Application developers, also known as software developers, create software programs for specific tasks. They also produce computer systems that keep devices and networks working properly. Application developers are experts in computer programming, and they design and test new products. Additional duties include building system interfaces and creating database programs.
Career opportunities are available with all types of organizations and government agencies to ensure that their computer programs are working efficiently. Most application developers work in a comfortable office environment, although this is the type of work that can be done remotely, so some of them work from home. Additionally, overtime is not unusual in order to meet client deadlines.

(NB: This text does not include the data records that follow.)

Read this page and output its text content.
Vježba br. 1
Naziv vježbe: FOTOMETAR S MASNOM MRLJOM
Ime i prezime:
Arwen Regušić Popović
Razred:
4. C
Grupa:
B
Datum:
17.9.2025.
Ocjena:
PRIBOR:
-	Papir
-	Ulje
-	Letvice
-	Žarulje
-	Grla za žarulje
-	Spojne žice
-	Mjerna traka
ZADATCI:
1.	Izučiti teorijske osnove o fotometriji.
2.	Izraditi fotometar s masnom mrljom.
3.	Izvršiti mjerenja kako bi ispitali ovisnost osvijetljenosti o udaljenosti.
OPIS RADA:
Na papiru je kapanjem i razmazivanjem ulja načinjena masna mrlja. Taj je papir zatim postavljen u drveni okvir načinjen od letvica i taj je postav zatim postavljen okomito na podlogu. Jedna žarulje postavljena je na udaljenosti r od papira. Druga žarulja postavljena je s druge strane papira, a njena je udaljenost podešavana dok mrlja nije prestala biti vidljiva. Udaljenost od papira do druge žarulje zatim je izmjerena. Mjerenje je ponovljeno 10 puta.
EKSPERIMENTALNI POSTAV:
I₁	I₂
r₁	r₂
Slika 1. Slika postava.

|Degree Level||Bachelor's degree|
|Degree Field(s)||Computer science, software engineering or related field|
|Certification||Microsoft or comparable certification|
|Experience||Most employers seek candidates with a minimum of two years' experience in programming|
|Key Skills||Develop multi-tier architectures, understand software requirements and specifications; develop software and database management programs; Windows operating systems, Windows SQL server database, Java, C/C++, Oracle|
|Salary||$99,530 (Mean Annual Salary for Applications Software Developers as of May 2014)|
Step 1: Earn a Bachelor's Degree
Certified application developers are generally expected to have at least a bachelor's degree. Prospective application developers commonly major in computer science, mathematics or software engineering. A bachelor's degree program in computer science can teach students about programming languages, operating systems and database structures, among other topics.
- Gain initial experience. Many companies offer internships for students in the field of computer science. Also, professional organizations, such as the Association for Computing Machinery, can be good resources for students seeking information about volunteer opportunities.

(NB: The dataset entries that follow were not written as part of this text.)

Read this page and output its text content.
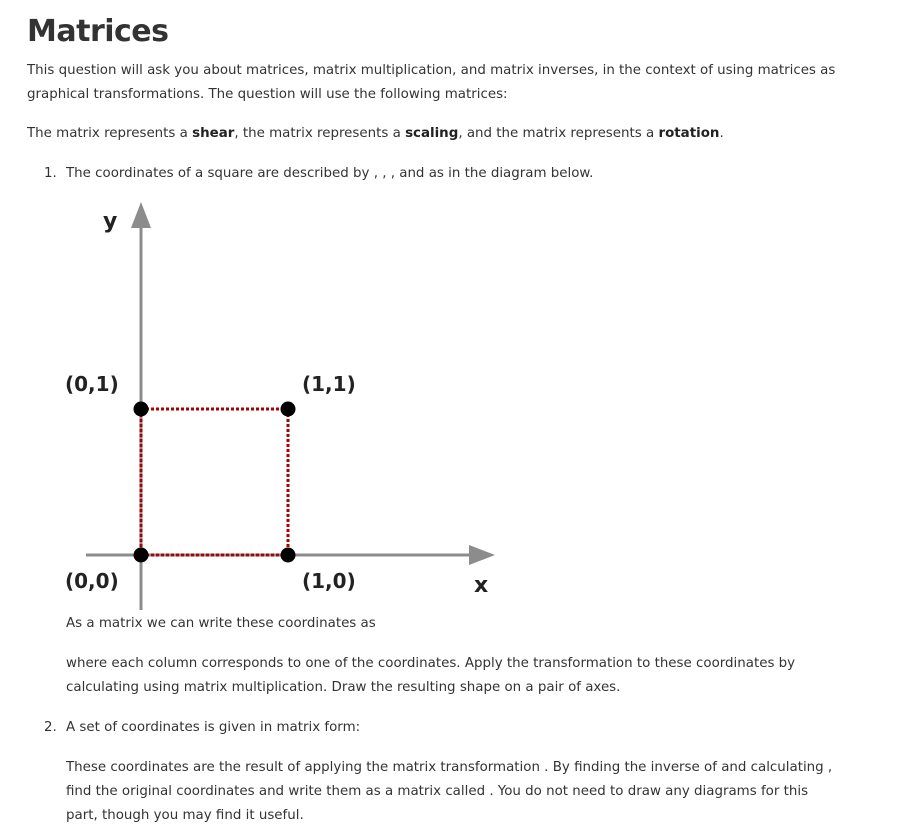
Matrices

This question will ask you about matrices, matrix multiplication, and matrix inverses, in the context of using matrices as

graphical transformations. The question will use the following matrices:

The matrix represents a shear, the matrix represents a scaling, and the matrix represents a rotation.

1. The coordinates of a square are described by , , , and as in the diagram below.

y
x
(0,1)	(1,1)
(0,0)	(1,0)

As a matrix we can write these coordinates as

where each column corresponds to one of the coordinates. Apply the transformation to these coordinates by

calculating using matrix multiplication. Draw the resulting shape on a pair of axes.

2. A set of coordinates is given in matrix form:

These coordinates are the result of applying the matrix transformation . By finding the inverse of and calculating ,

find the original coordinates and write them as a matrix called . You do not need to draw any diagrams for this

part, though you may find it useful.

Step 2: Accumulate Work Experience
Securing an application developer position often requires previous experience. Employers often prefer applicants with at least two years of programming experience, including background in coding, modeling, database management and systems analysis. Some employers also seek candidates with a work history in installation and/or troubleshooting.
Step 3: Become Certified
Certification can show employers that an application developer is competent in certain job-related skills. For more general certifications, the Institute of Electrical and Electronics Engineers Computer Society (IEEE) offers the Certified Software Development Associate (CSDA) and Certified Software Development Professional (CSDP) designations. Both credentials require passing an exam and completing postsecondary education; the CSDP credential has the additional requirement of four years of relevant work experience or an advanced degree plus two years of relevant work experience.
Additionally, many software companies offer specific certifications for their software products. For example, Microsoft offers the Microsoft Certified Professional Developer (MCPD) certification for those who specialize in Windows-based, Web or enterprise-level applications and pass a series of directed examinations.